The Michigan team also noted that the mutations in their cohort typically affected Tyr537 and Asp538, as well as one case with an affected Leu536. For three of their patients, they had samples that were taken at the time of their primary diagnosis, which showed that their tumors did not originally harbor those mutations. Additionally, the patients were all treated with anti-estrogens and aromatase inhibitors.
They also turned to other cohorts, including the TCGA and others, to find that ESR1 mutations did not appear to be present in primary resections of ER-positive breast cancer or triple-negative breast cancers.
Both sets of researchers examined the functional role of those mutated regions of the ESR1 ligand-binding domain.
By cloning the five mutations it identified into expression vectors, the Michigan team found that all five led to strong constitutive activation of an estrogen-response element-luciferase reporter system, suggesting to the group that the mutations developed during a time of estrogen deprivation.
In addition, in a dose-response study, the team found that wild-type ESR1 was inhibited in a dose-response fashion by the anti-estrogens fulvestrant and endoxifen. The mutated forms of ESR1 also responded in a dose-depended fashion to the drugs. "One could speculate that the corresponding mutations did not arise under selective pressure of anti-estrogen treatment but rather in the context of an estrogen deprivation setting, such as treatment with aromatase inhibitors and/or oophorectomy," the team noted.
The mutations, as the research teams noted, clustered in helix 12 of the ESR1 protein. That region is involved in the response of the estrogen receptor to agonists and antagonists.
Using site-directed mutagenesis in breast cancer cell lines, the Sloan-Kettering group found that mutations at residues 537 and 538 can lead to the activation of ER signaling in the absence of the hormone. Mutations at those locations also led to increased Ser118 phosphorylation, greater association with AIB1, and reduced response to HSP90 inhibitors.
Through computer modeling, the MSKCC team found that the mutations also affected the conformation of the ESR1 protein.
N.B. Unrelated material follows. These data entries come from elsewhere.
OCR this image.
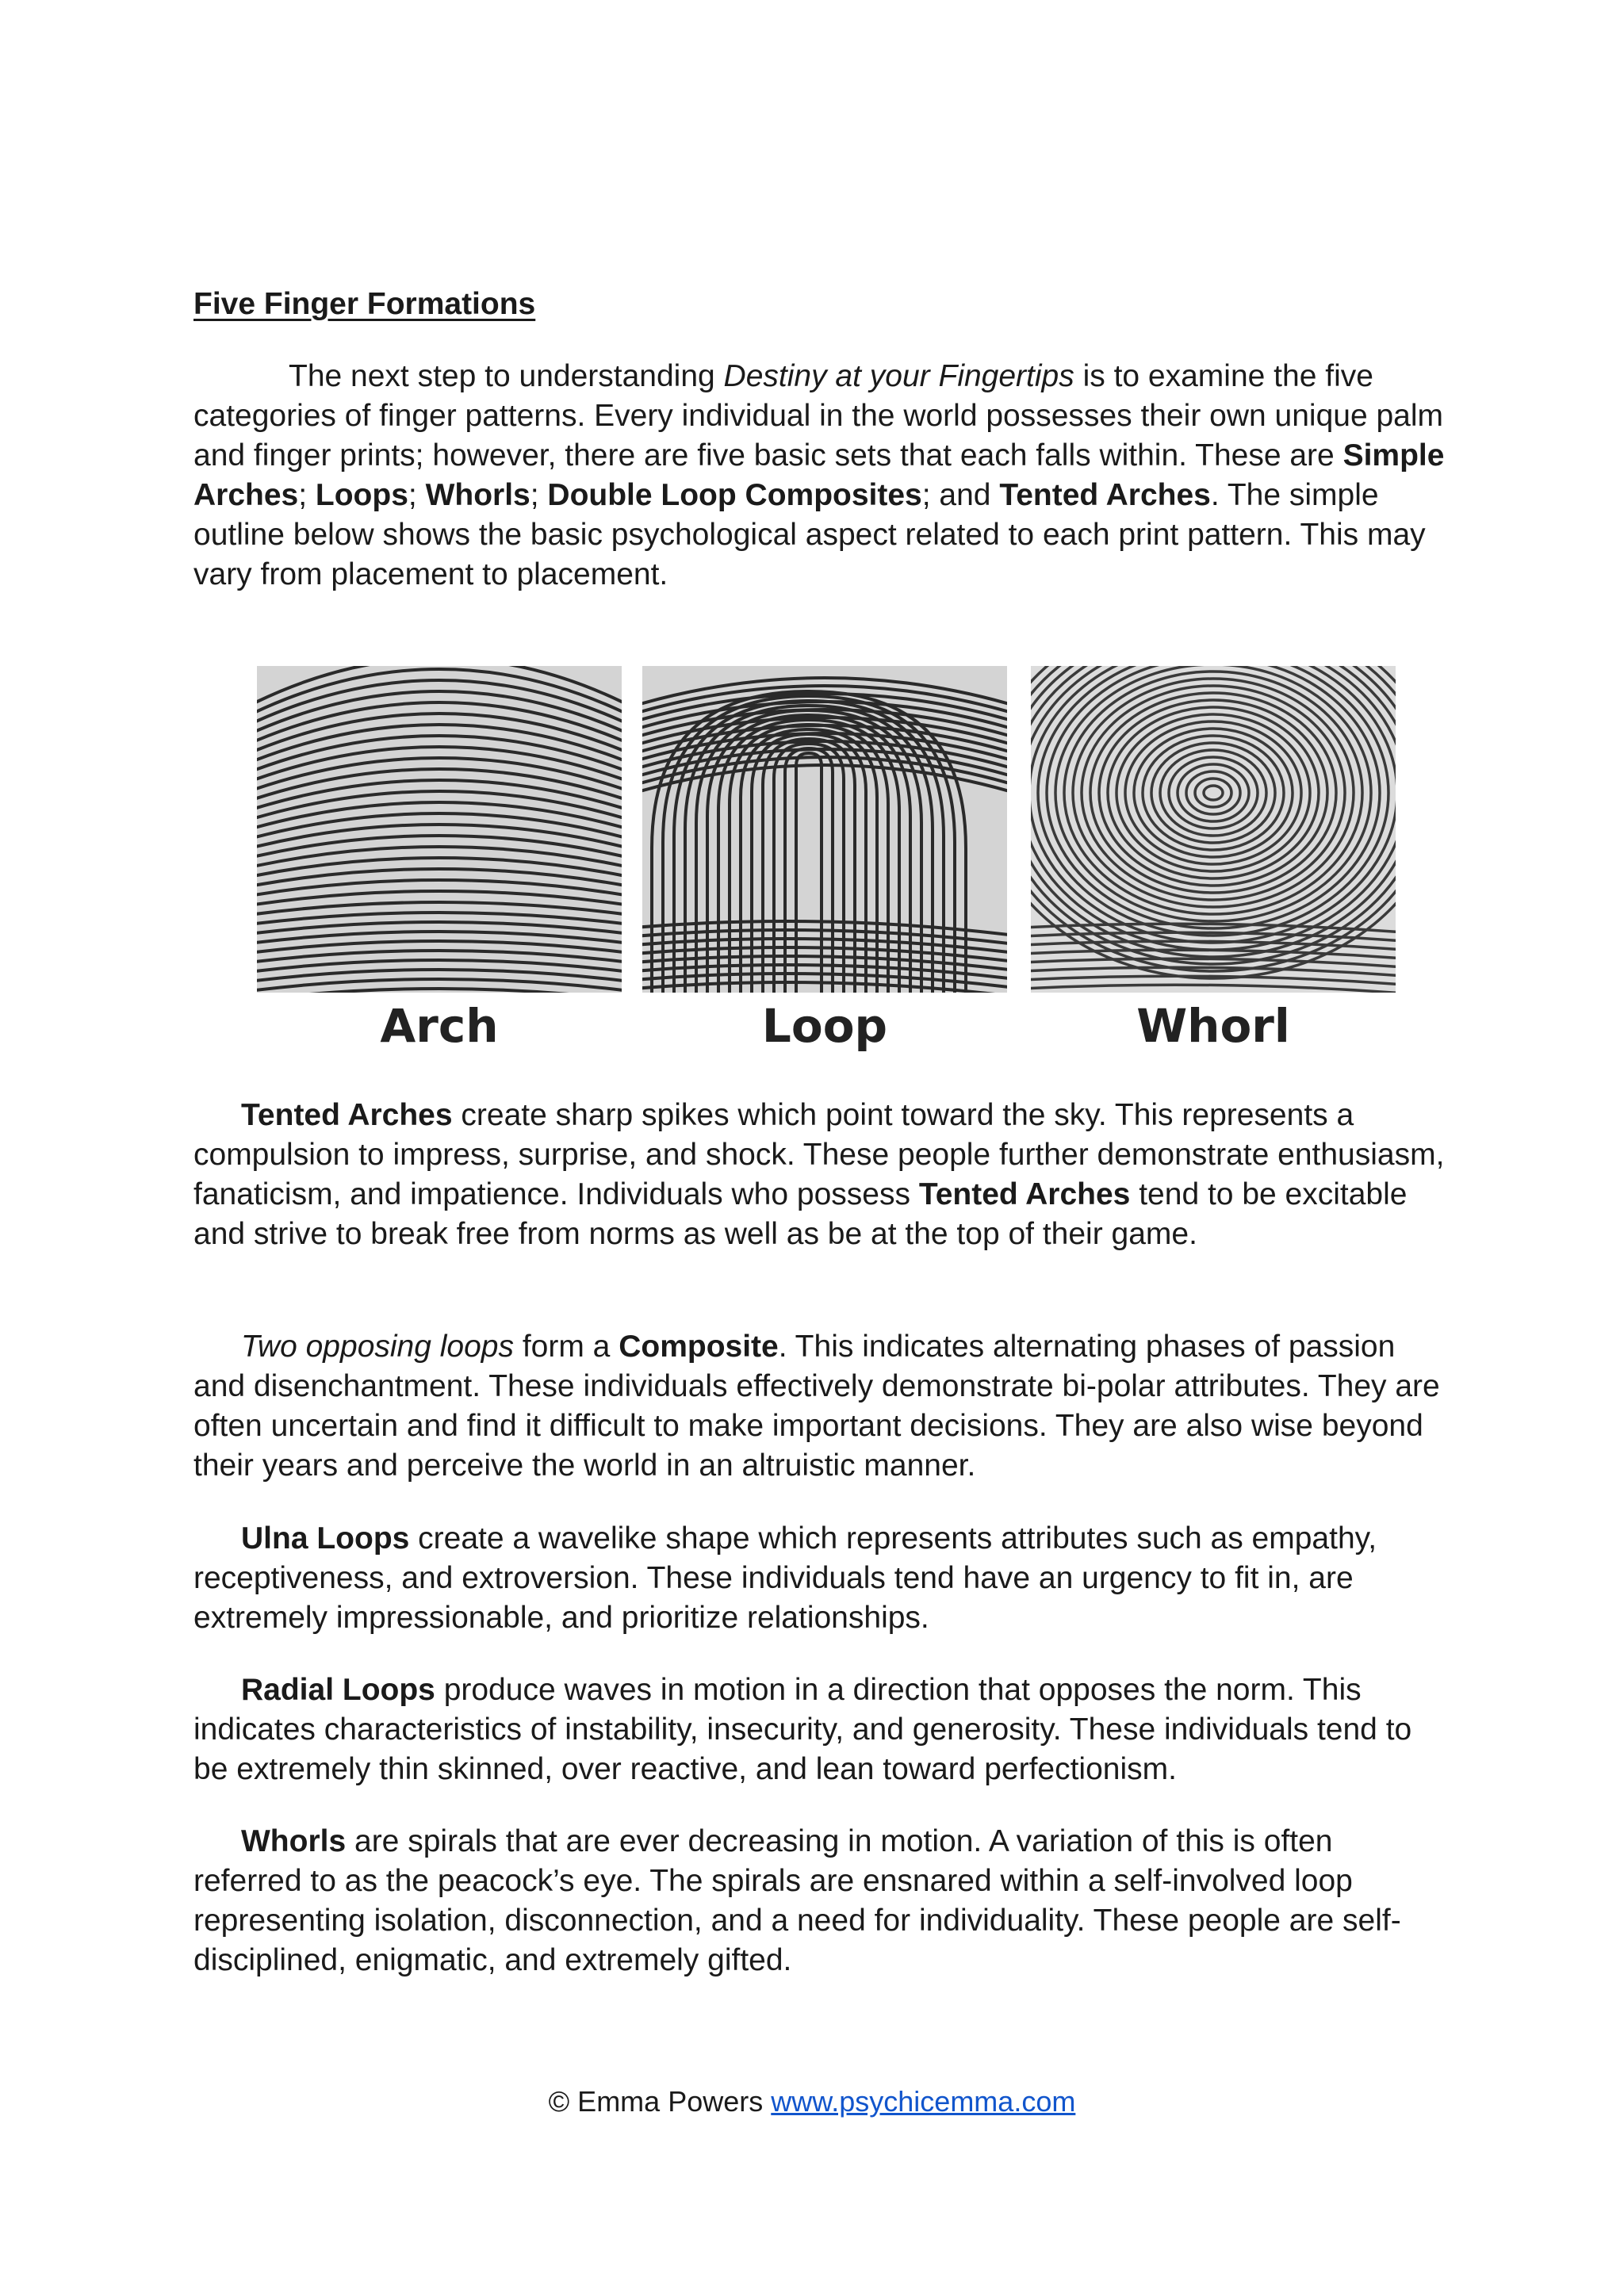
Five Finger Formations

The next step to understanding Destiny at your Fingertips is to examine the five categories of finger patterns. Every individual in the world possesses their own unique palm and finger prints; however, there are five basic sets that each falls within. These are Simple Arches; Loops; Whorls; Double Loop Composites; and Tented Arches. The simple outline below shows the basic psychological aspect related to each print pattern. This may vary from placement to placement.

Arch	Loop	Whorl

Tented Arches create sharp spikes which point toward the sky. This represents a compulsion to impress, surprise, and shock. These people further demonstrate enthusiasm, fanaticism, and impatience. Individuals who possess Tented Arches tend to be excitable and strive to break free from norms as well as be at the top of their game.

Two opposing loops form a Composite. This indicates alternating phases of passion and disenchantment. These individuals effectively demonstrate bi-polar attributes. They are often uncertain and find it difficult to make important decisions. They are also wise beyond their years and perceive the world in an altruistic manner.

Ulna Loops create a wavelike shape which represents attributes such as empathy, receptiveness, and extroversion. These individuals tend have an urgency to fit in, are extremely impressionable, and prioritize relationships.

Radial Loops produce waves in motion in a direction that opposes the norm. This indicates characteristics of instability, insecurity, and generosity. These individuals tend to be extremely thin skinned, over reactive, and lean toward perfectionism.

Whorls are spirals that are ever decreasing in motion. A variation of this is often referred to as the peacock’s eye. The spirals are ensnared within a self-involved loop representing isolation, disconnection, and a need for individuality. These people are self-disciplined, enigmatic, and extremely gifted.

© Emma Powers www.psychicemma.com
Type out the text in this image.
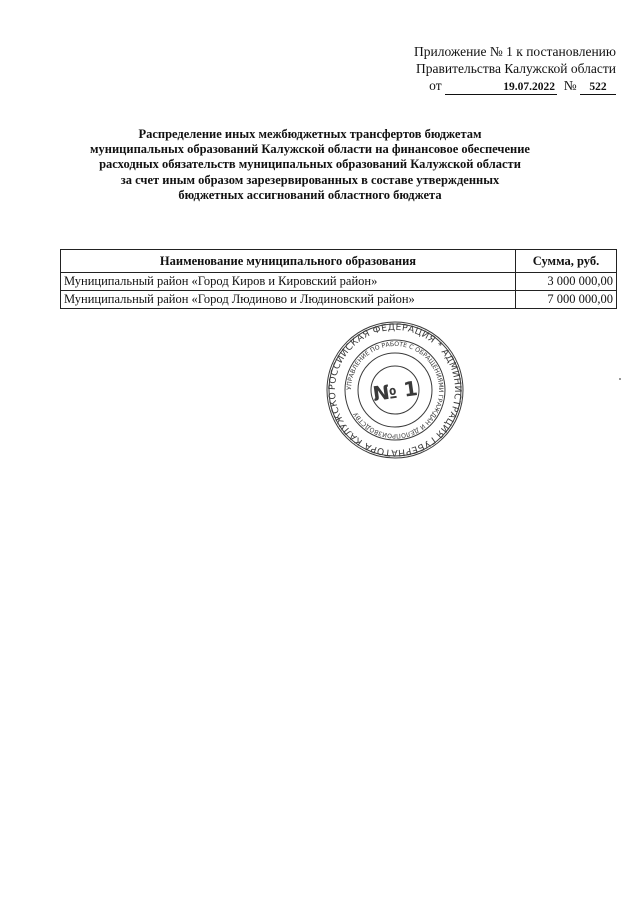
Приложение № 1 к постановлению
Правительства Калужской области
от	19.07.2022 № 522
Распределение иных межбюджетных трансфертов бюджетам
муниципальных образований Калужской области на финансовое обеспечение
расходных обязательств муниципальных образований Калужской области
за счет иным образом зарезервированных в составе утвержденных
бюджетных ассигнований областного бюджета
Наименование муниципального образования	Сумма, руб.
Муниципальный район «Город Киров и Кировский район»	3 000 000,00
Муниципальный район «Город Людиново и Людиновский район»	7 000 000,00
РОССИЙСКАЯ ФЕДЕРАЦИЯ * АДМИНИСТРАЦИЯ ГУБЕРНАТОРА КАЛУЖСКО
УПРАВЛЕНИЕ ПО РАБОТЕ С ОБРАЩЕНИЯМИ ГРАЖДАН И ДЕЛОПРОИЗВОДСТВУ
№ 1
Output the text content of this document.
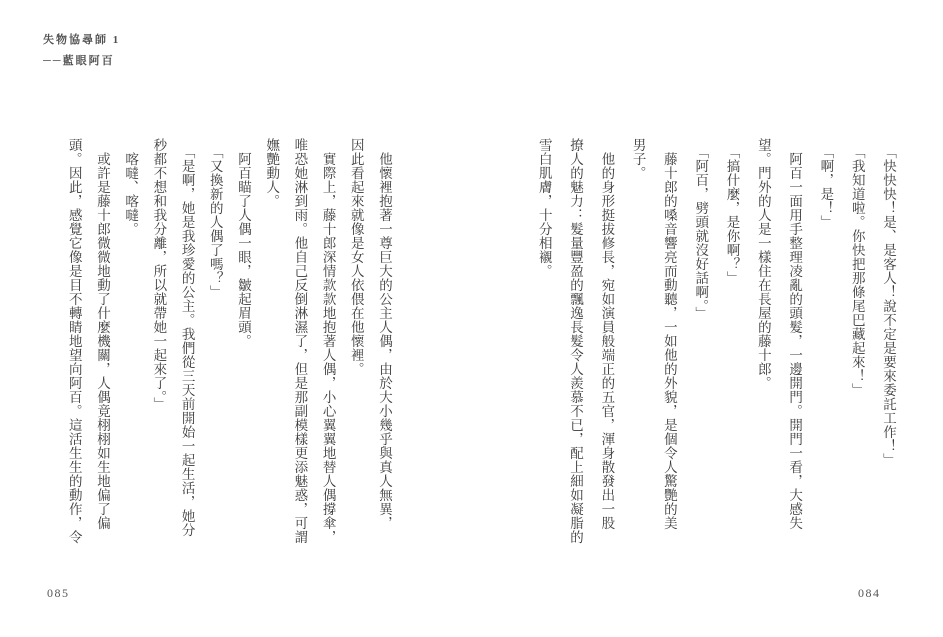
失物協尋師 1
──藍眼阿百
　「快快快！是、是客人！說不定是要來委託工作！」
　「我知道啦。你快把那條尾巴藏起來！」
　「啊，是！」
　阿百一面用手整理凌亂的頭髮，一邊開門。開門一看，大感失
望。門外的人是一樣住在長屋的藤十郎。
　「搞什麼，是你啊？」
　「阿百，劈頭就沒好話啊。」
　藤十郎的嗓音響亮而動聽，一如他的外貌，是個令人驚艷的美
男子。
　他的身形挺拔修長，宛如演員般端正的五官，渾身散發出一股
撩人的魅力：髮量豐盈的飄逸長髮令人羨慕不已，配上細如凝脂的
雪白肌膚，十分相襯。
　他懷裡抱著一尊巨大的公主人偶，由於大小幾乎與真人無異，
因此看起來就像是女人依偎在他懷裡。
　實際上，藤十郎深情款款地抱著人偶，小心翼翼地替人偶撐傘，
唯恐她淋到雨。他自己反倒淋濕了，但是那副模樣更添魅惑，可謂
嫵艷動人。
　阿百瞄了人偶一眼，皺起眉頭。
　「又換新的人偶了嗎？」
　「是啊，她是我珍愛的公主。我們從三天前開始一起生活，她分
秒都不想和我分離，所以就帶她一起來了。」
　喀噠、喀噠。
　或許是藤十郎微微地動了什麼機關，人偶竟栩栩如生地偏了偏
頭。因此，感覺它像是目不轉睛地望向阿百。這活生生的動作，令
085	084
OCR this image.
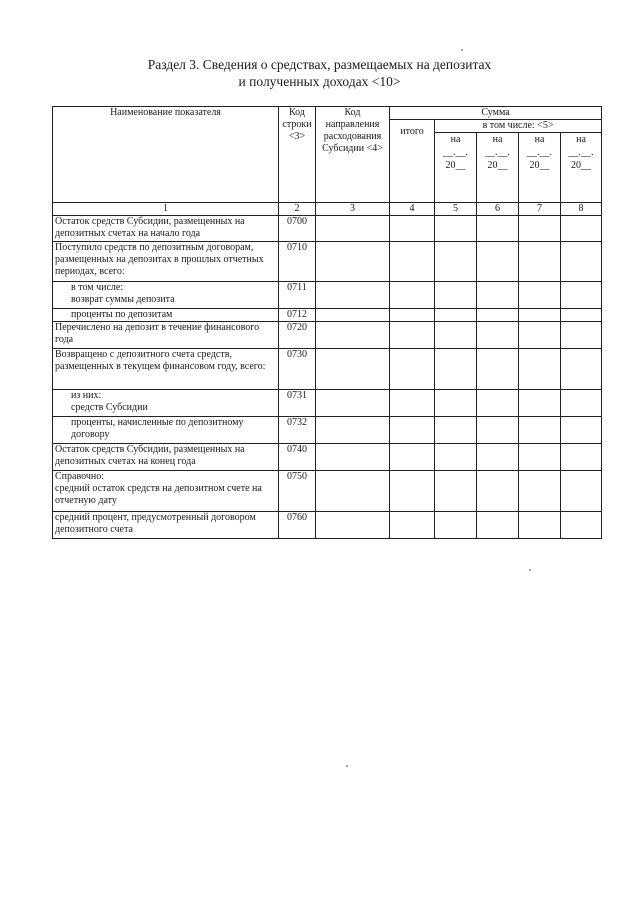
Раздел 3. Сведения о средствах, размещаемых на депозитах
и полученных доходах <10>
Наименование показателя	Код строки <3>	Код направления расходования Субсидии <4>	Сумма				
			итого	в том числе: <5>			

				на
__.__.
20__	на
__.__.
20__	на
__.__.
20__	на
__.__.
20__

1	2	3	4	5	6	7	8
Остаток средств Субсидии, размещенных на депозитных счетах на начало года	0700						
Поступило средств по депозитным договорам, размещенных на депозитах в прошлых отчетных периодах, всего:	0710						
в том числе:
возврат суммы депозита	0711						
проценты по депозитам	0712						
Перечислено на депозит в течение финансового года	0720						
Возвращено с депозитного счета средств, размещенных в текущем финансовом году, всего:	0730						
из них:
средств Субсидии	0731						
проценты, начисленные по депозитному договору	0732						
Остаток средств Субсидии, размещенных на депозитных счетах на конец года	0740						
Справочно:
средний остаток средств на депозитном счете на отчетную дату	0750						
средний процент, предусмотренный договором депозитного счета	0760						
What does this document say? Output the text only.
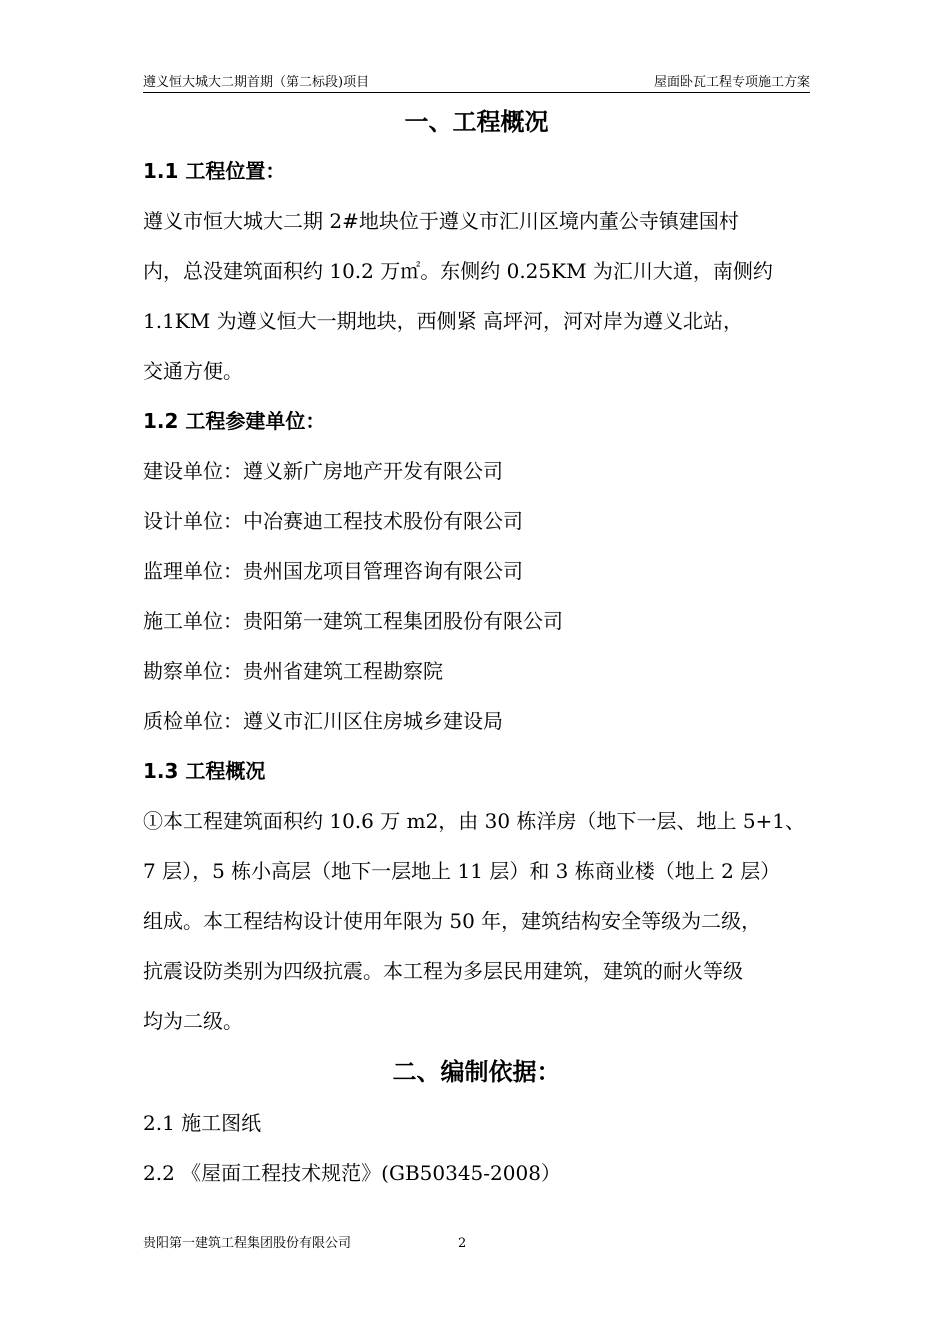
遵义恒大城大二期首期（第二标段)项目	屋面卧瓦工程专项施工方案
一、工程概况
1.1 工程位置：
遵义市恒大城大二期 2#地块位于遵义市汇川区境内董公寺镇建国村
内，总没建筑面积约 10.2 万㎡。东侧约 0.25KM 为汇川大道，南侧约
1.1KM 为遵义恒大一期地块，西侧紧 高坪河，河对岸为遵义北站，
交通方便。
1.2 工程参建单位：
建设单位：遵义新广房地产开发有限公司
设计单位：中冶赛迪工程技术股份有限公司
监理单位：贵州国龙项目管理咨询有限公司
施工单位：贵阳第一建筑工程集团股份有限公司
勘察单位：贵州省建筑工程勘察院
质检单位：遵义市汇川区住房城乡建设局
1.3 工程概况
①本工程建筑面积约 10.6 万 m2，由 30 栋洋房（地下一层、地上 5+1、
7 层），5 栋小高层（地下一层地上 11 层）和 3 栋商业楼（地上 2 层）
组成。本工程结构设计使用年限为 50 年，建筑结构安全等级为二级，
抗震设防类别为四级抗震。本工程为多层民用建筑，建筑的耐火等级
均为二级。
二、编制依据：
2.1 施工图纸
2.2 《屋面工程技术规范》(GB50345-2008）
贵阳第一建筑工程集团股份有限公司	2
Both p.Tyr537Ser and p.Asp538Gly mutations appeared to favor the agonist conformation of ERα. Interestingly, the investigators noted that hydrogen bonds appeared to form between Ser537 or Gly538 and Asp351 on H3.
"The newly discovered hydrogen bond involving Gly538 is likely caused by altered backbone conformations inaccessible to all natural amino acids except glycine," Chandarlapaty and his colleagues said. "Furthermore, these stimulations agree with the activity levels of the mutants, suggesting that these hydrogen bonds stabilize the agonist conformation, especially for the coactivator-recruiting H12 helix and its surroundings, and may contribute to the elevated activity of the mutants."
They noted, though, that the conformational changes don't point out an obvious way in which it prevents ER antagonists from binding.
Still, since higher doses of receptor agonists like tamoxifen and fulvestrant appeared to antagonize the mutant isoforms as well as ER signaling, the Sloan-Kettering team suggested that more potent or more specific mutant antagonists might benefit patients.
The Michigan team suggested that patients could be monitored via circulating tumor DNA for these mutations. "In this manner, treatment could be shifted to head off evolving tumor resistance," it said.